Image: NOAA.
A hair-raising Pentagon report [PDF] on the potentially imminent and colossal national security threat posed by climate change has been making its way around the Internet since its release in late January, and this week it picked up considerable speed.
Fortune magazine was the first major news outlet to cover the report; the “Climate Collapse” feature in its Jan. 26 issue raised many an eyebrow in business and Beltway circles. Then, this past Sunday, a somewhat more histrionic article on the report ran in the British Observer and has been swirling through blogs and listservs.
While The Observer sensationalized the story with its erroneous claim that the report was “secret” and “suppressed by U.S. defense chiefs” when in fact it had already been publicly discussed, the document is worthy of even the British press’ flair for melodrama. After all, intimations of fast-approaching environmental catastrophe sound a lot different coming from the Pentagon than from the Ph.D.s who have been uttering these warnings for decades.
The report wasn’t penned by members of the “Chicken Little sky-is-falling crowd” (as Republican leaders like to call global- warming activists), but by Peter Schwartz, former head of planning for Shell Oil and sometime CIA consultant, and Doug Randall of the Global Business Network, a California think tank.

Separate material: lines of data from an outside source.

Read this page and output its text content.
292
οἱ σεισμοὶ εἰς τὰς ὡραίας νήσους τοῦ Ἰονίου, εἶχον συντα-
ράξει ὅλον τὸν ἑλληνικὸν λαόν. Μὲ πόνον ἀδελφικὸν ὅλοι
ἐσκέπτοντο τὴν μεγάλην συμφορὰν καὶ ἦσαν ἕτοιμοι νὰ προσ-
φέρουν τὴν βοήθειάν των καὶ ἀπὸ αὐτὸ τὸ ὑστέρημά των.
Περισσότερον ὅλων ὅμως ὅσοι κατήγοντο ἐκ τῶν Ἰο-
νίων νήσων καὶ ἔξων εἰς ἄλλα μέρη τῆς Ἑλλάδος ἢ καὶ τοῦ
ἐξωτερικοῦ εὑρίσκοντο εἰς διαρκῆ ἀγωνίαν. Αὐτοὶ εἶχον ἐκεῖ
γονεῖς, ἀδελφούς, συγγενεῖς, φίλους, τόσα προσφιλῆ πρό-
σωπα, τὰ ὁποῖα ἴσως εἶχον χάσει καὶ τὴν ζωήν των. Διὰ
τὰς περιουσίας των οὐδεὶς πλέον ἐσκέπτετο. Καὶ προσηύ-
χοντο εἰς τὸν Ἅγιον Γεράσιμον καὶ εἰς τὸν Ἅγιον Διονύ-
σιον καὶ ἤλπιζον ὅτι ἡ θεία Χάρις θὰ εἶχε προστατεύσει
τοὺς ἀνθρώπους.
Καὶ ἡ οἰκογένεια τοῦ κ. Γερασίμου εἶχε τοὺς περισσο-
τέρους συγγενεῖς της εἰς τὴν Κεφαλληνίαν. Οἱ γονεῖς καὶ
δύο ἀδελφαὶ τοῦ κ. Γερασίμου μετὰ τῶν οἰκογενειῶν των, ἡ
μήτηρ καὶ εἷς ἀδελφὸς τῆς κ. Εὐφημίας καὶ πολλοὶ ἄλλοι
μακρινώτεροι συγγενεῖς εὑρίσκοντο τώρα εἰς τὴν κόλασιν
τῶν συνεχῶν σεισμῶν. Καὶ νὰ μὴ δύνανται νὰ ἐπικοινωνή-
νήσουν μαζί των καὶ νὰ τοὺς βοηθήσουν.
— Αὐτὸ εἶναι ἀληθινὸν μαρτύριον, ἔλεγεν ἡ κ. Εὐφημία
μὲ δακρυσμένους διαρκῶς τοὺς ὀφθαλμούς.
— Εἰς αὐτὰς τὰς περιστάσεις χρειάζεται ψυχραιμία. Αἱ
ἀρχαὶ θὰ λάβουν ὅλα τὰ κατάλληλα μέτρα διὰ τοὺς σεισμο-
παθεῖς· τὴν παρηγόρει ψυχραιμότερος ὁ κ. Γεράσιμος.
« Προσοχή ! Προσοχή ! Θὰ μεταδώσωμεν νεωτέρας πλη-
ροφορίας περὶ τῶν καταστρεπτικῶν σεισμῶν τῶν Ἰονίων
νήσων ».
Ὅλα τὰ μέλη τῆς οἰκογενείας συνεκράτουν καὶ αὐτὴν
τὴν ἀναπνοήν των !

Commissioned by esteemed Department of Defense planner Andrew Marshall, the report paints a scenario under which global warming could pose a threat to the world “greater than terrorism” — complete with mega-droughts, widespread famine, and rampant rioting. But while it has sounded alarms on Capitol Hill, it hasn’t provoked so much as a peep from the White House.
When Muckraker contacted White House Council on Environmental Quality spokesperson Dana Perino for a statement on the report, she responded, “I haven’t seen it, I haven’t read it, and I don’t want to make any comments on the matter. As I understand it, this is a ‘what-if’ scenario — not a diagnosis, not a prophecy, and not a foundation for new policy.”
Perino directed Muckraker to Navy Lieutenant Dan Hetlage, a Pentagon spokesperson who said, “We did not expect any White House response to the Pentagon on this report. Andrew Marshall is our Yoda, our big thinker who peers into the future. But it’s all speculation. It was very ethereal, very broad in scope. It wasn’t like, ‘Oh, wow, that totally debunks the president’s stand on global warming,’ because it was merely a thought exercise. We don’t have a crystal ball. We don’t really know.”
When pressed to explain the point of a “thought exercise” that can have no policy implications, Hetlage said, “People should feel comforted that we are thinking about contingencies.” Cold comfort, one might think, in the absence of any plan to avoid such contingencies.
But even as the report fell on deaf ears at the White House, it’s been breathing new life into congressional discourse on climate change. “This adds a powerful new voice to the global-warming debate in Congress,” said Tim Profeta, senior policy advisor to Sen. Joe Lieberman (D-Conn.). Profeta hopes the report will spur renewed interest in and support for the McCain-Lieberman Climate Stewardship Act, which he called “the most viable and promising global-warming legislation that has ever been introduced.” The bill was defeated in the Senate last fall by a narrower-than-expected margin, and Profeta said it may be brought up for consideration again this spring. Meanwhile, the Senate Commerce Committee, through which the bill was initially introduced, is likely to hold a hearing on global warming in the next month, which will focus in part on the DOD report.
Debbie Reed, director of climate change research at National Environmental Trust, said she has also been discussing the report with the staff of Sen. Richard Lugar (R-Ind.), chair of the Senate Committee on Foreign Relations, which plans to hold its own hearing in the next month on global warming and the national security threat it may pose.
Photo: EPA.
Though Reed was heartened by the attention the Pentagon report has been getting, she was less enthusiastic about another report released last week by the National Academies’ National Research Council. The report applauded the administration’s revised plan for climate change research, but questioned its commitment to fund and implement many of the new research proposals. “It’s all well and good to advance the science on global warming. We all want that,” said Reed. “But all the emphasis on research can’t come at the expense of developing hard-and-fast policy initiatives to curb the underlying problem, not just the symptoms.”
Indeed, two of five sections of the administration’s research plan focus on creating infrastructure to respond to the symptoms of global warming — for instance, instructing water company directors to pump more resources into drought-stricken areas and electricity planners to direct more juice to areas that need additional air conditioning in higher temperatures.
The White House was gleeful over the report’s positive tone, however. Said CEQ’s Perino, “They gave us really high marks. We got an A!” Cold comfort, indeed.